Le groupe s’éloigne aussi de l’image datée du rappeur macho qui se proclame le meilleur au monde.

«Je préfère miauler qu’être un mâle alpha», proclament-ils sur Berceuse.

«Je pense qu’on est en phase avec notre époque au niveau des paroles et de notre univers musical, estime Vendou. Avant, le rap, c’était beaucoup: “Je veux être le meilleur du game.” Maintenant, les gens qui vont réussir ne veulent plus être dans le game, ils veulent bâtir leur style propre.

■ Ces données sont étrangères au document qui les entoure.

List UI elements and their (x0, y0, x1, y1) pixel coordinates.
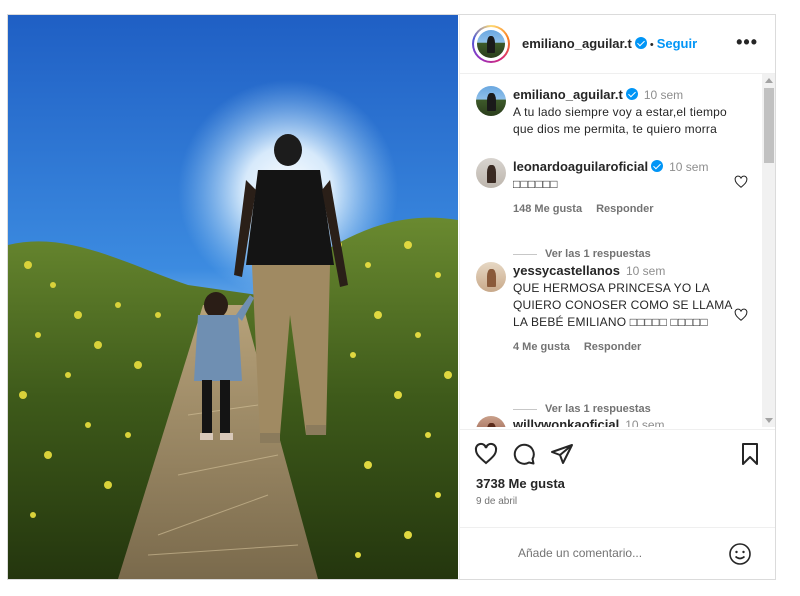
verified-badge-icon (634, 37, 647, 49)
comment-author[interactable]: yessycastellanos (513, 263, 620, 278)
heart-icon[interactable] (474, 442, 498, 466)
comment-text: QUE HERMOSA PRINCESA YO LA QUIERO CONOSE… (513, 281, 732, 329)
replies-line (513, 408, 537, 410)
view-replies-label: Ver las 1 respuestas (545, 248, 651, 260)
comment-author[interactable]: leonardoaguilaroficial (513, 159, 648, 174)
verified-badge-icon (625, 88, 638, 100)
smiley-icon[interactable] (728, 542, 752, 566)
comment-time[interactable]: 10 sem (669, 160, 708, 174)
comment-text: □□□□□□ (513, 177, 558, 191)
photo-scene (8, 15, 458, 579)
view-replies-button[interactable]: Ver las 1 respuestas (513, 248, 651, 260)
comment-icon[interactable] (512, 442, 536, 466)
comment-heart-icon[interactable] (734, 175, 748, 189)
post-date[interactable]: 9 de abril (476, 496, 517, 507)
share-icon[interactable] (550, 442, 574, 466)
post-header: emiliano_aguilar.t • Seguir ••• (460, 15, 775, 74)
verified-badge-icon (651, 160, 664, 172)
reply-button[interactable]: Responder (596, 203, 653, 215)
caption-time[interactable]: 10 sem (644, 88, 683, 102)
post-author-line: emiliano_aguilar.t • Seguir (522, 36, 697, 51)
comment-author[interactable]: willywonkaoficial (513, 417, 619, 427)
avatar[interactable] (477, 30, 505, 58)
comment-heart-icon[interactable] (734, 308, 748, 322)
follow-button[interactable]: Seguir (657, 36, 697, 51)
comments-list[interactable]: emiliano_aguilar.t 10 sem A tu lado siemp… (460, 74, 762, 427)
caption-author[interactable]: emiliano_aguilar.t (513, 87, 623, 102)
add-comment-bar (460, 527, 775, 579)
bookmark-icon[interactable] (738, 442, 762, 466)
post-actions: 3738 Me gusta 9 de abril (460, 429, 775, 520)
author-username[interactable]: emiliano_aguilar.t (522, 36, 632, 51)
comment-time[interactable]: 10 sem (625, 418, 664, 427)
comment-time[interactable]: 10 sem (626, 264, 665, 278)
story-ring[interactable] (472, 25, 510, 63)
scroll-down-arrow-icon[interactable] (765, 418, 773, 423)
scroll-up-arrow-icon[interactable] (765, 78, 773, 83)
reply-button[interactable]: Responder (584, 341, 641, 353)
instagram-post: emiliano_aguilar.t • Seguir ••• emiliano_a… (7, 14, 776, 580)
avatar[interactable] (476, 262, 506, 292)
avatar[interactable] (476, 86, 506, 116)
add-comment-input[interactable] (516, 542, 720, 564)
comment-likes[interactable]: 4 Me gusta (513, 341, 570, 353)
view-replies-button[interactable]: Ver las 1 respuestas (513, 403, 651, 415)
replies-line (513, 253, 537, 255)
avatar[interactable] (476, 158, 506, 188)
avatar[interactable] (476, 416, 506, 427)
comment-meta: 4 Me gusta Responder (513, 339, 735, 356)
post-photo[interactable] (8, 15, 458, 579)
comment-meta: 148 Me gusta Responder (513, 201, 735, 218)
more-options-icon[interactable]: ••• (736, 32, 758, 53)
caption-text: A tu lado siempre voy a estar,el tiempo … (513, 105, 727, 136)
separator-dot: • (649, 39, 654, 51)
post-side-panel: emiliano_aguilar.t • Seguir ••• emiliano_a… (459, 15, 775, 579)
comments-scrollbar[interactable] (762, 74, 775, 427)
scrollbar-thumb[interactable] (764, 88, 774, 163)
comment-likes[interactable]: 148 Me gusta (513, 203, 582, 215)
post-like-count[interactable]: 3738 Me gusta (476, 476, 565, 491)
view-replies-label: Ver las 1 respuestas (545, 403, 651, 415)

De plus en plus, le rap et la pop se mélangent, et le rap n’est plus nécessairement une jungle.»

Le rap demeure tout de même un milieu très compétitif pour ceux qui désirent vivre de leur art, ce qui est envisageable pour les membres de l’Amalgame si Aux frontières du concret connaît le succès escompté.

Comme ils le chantent sur Perron, les efforts investis vont finir par payer.

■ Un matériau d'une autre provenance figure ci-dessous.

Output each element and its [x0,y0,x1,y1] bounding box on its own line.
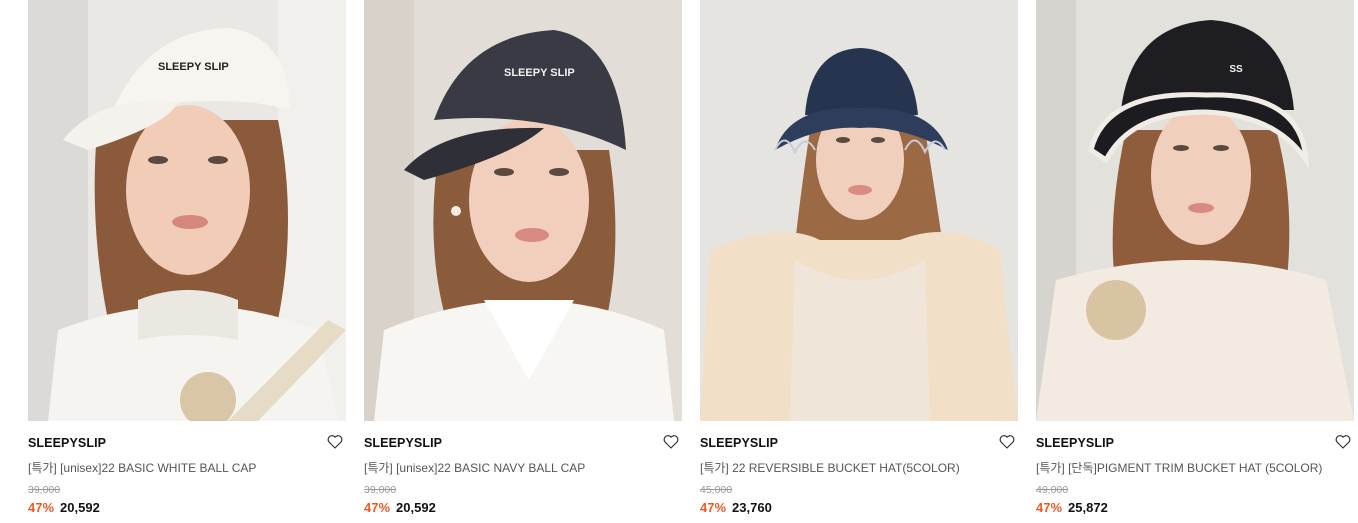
price-row: 47% 20,592 [28,500,100,515]
product-photo[interactable]: SLEEPY SLIP [364,0,682,421]
original-price: 49,000 [1036,484,1069,496]
product-title[interactable]: [특가] [단독]PIGMENT TRIM BUCKET HAT (5COLOR… [1036,459,1354,476]
sale-price: 23,760 [732,500,772,515]
discount-rate: 47% [364,500,391,515]
product-card[interactable]: SLEEPYSLIP [특가] 22 REVERSIBLE BUCKET HAT… [700,0,1018,523]
product-title[interactable]: [특가] [unisex]22 BASIC WHITE BALL CAP [28,459,346,476]
product-photo[interactable]: SS [1036,0,1354,421]
brand-name[interactable]: SLEEPYSLIP [700,436,778,450]
brand-row: SLEEPYSLIP [700,432,1018,452]
brand-name[interactable]: SLEEPYSLIP [28,436,106,450]
product-title[interactable]: [특가] [unisex]22 BASIC NAVY BALL CAP [364,459,682,476]
original-price: 45,000 [700,484,733,496]
heart-outline-icon[interactable] [326,433,344,451]
price-row: 47% 25,872 [1036,500,1108,515]
product-card[interactable]: SLEEPY SLIP SLEEPYSLIP [특가] [unisex]22 B… [28,0,346,523]
product-photo[interactable]: SLEEPY SLIP [28,0,346,421]
sale-price: 20,592 [60,500,100,515]
price-row: 47% 23,760 [700,500,772,515]
sale-price: 25,872 [1068,500,1108,515]
product-grid: SLEEPY SLIP SLEEPYSLIP [특가] [unisex]22 B… [0,0,1358,523]
product-card[interactable]: SLEEPY SLIP SLEEPYSLIP [특가] [unisex]22 B… [364,0,682,523]
brand-name[interactable]: SLEEPYSLIP [364,436,442,450]
product-photo[interactable] [700,0,1018,421]
cap-logo-text: SLEEPY SLIP [504,67,575,79]
original-price: 39,000 [28,484,61,496]
discount-rate: 47% [28,500,55,515]
heart-outline-icon[interactable] [1334,433,1352,451]
brand-row: SLEEPYSLIP [28,432,346,452]
product-title[interactable]: [특가] 22 REVERSIBLE BUCKET HAT(5COLOR) [700,459,1018,476]
cap-logo-text: SLEEPY SLIP [158,61,229,73]
discount-rate: 47% [1036,500,1063,515]
brand-row: SLEEPYSLIP [364,432,682,452]
brand-name[interactable]: SLEEPYSLIP [1036,436,1114,450]
brand-row: SLEEPYSLIP [1036,432,1354,452]
price-row: 47% 20,592 [364,500,436,515]
sale-price: 20,592 [396,500,436,515]
heart-outline-icon[interactable] [662,433,680,451]
hat-logo-text: SS [1229,64,1243,75]
product-card[interactable]: SS SLEEPYSLIP [특가] [단독]PIGMENT TRIM BUCK… [1036,0,1354,523]
original-price: 39,000 [364,484,397,496]
discount-rate: 47% [700,500,727,515]
heart-outline-icon[interactable] [998,433,1016,451]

«L’artiste, c’est ce qu’il veut, vivre de sa musique, recevoir des chèques directement dans sa boîte à malle sur son perron, admet John Ouain. On a travaillé beaucoup et on est confiants, qu’on a un produit intéressant. L’album va sonner comme une tonne de briques.»

Au service de la reine
Les gars de L’Amalgame font partie de La Fourmillière, nébuleuse regroupant une vingtaine de rappeurs et de producteurs montréalais, dont Fouki et LaF, gagnants des dernières Francouvertes.

Les membres de cette grande famille baignent dans le même univers musical, collaborent et partagent leurs beats, ce qui donne une certaine unité à tous les projets issus de ce grand collectif. «Certaines personnes voient ça comme un supergroup, mais c’est super naturel, précise Catboot. À la base, c’est vraiment une grosse gang de chums. Des chums qui ont commencé la musique au même moment et qui, en ce moment, émerge en même temps. Comme dans une fourmillière, on est tous au service de la reine: le bon rap.»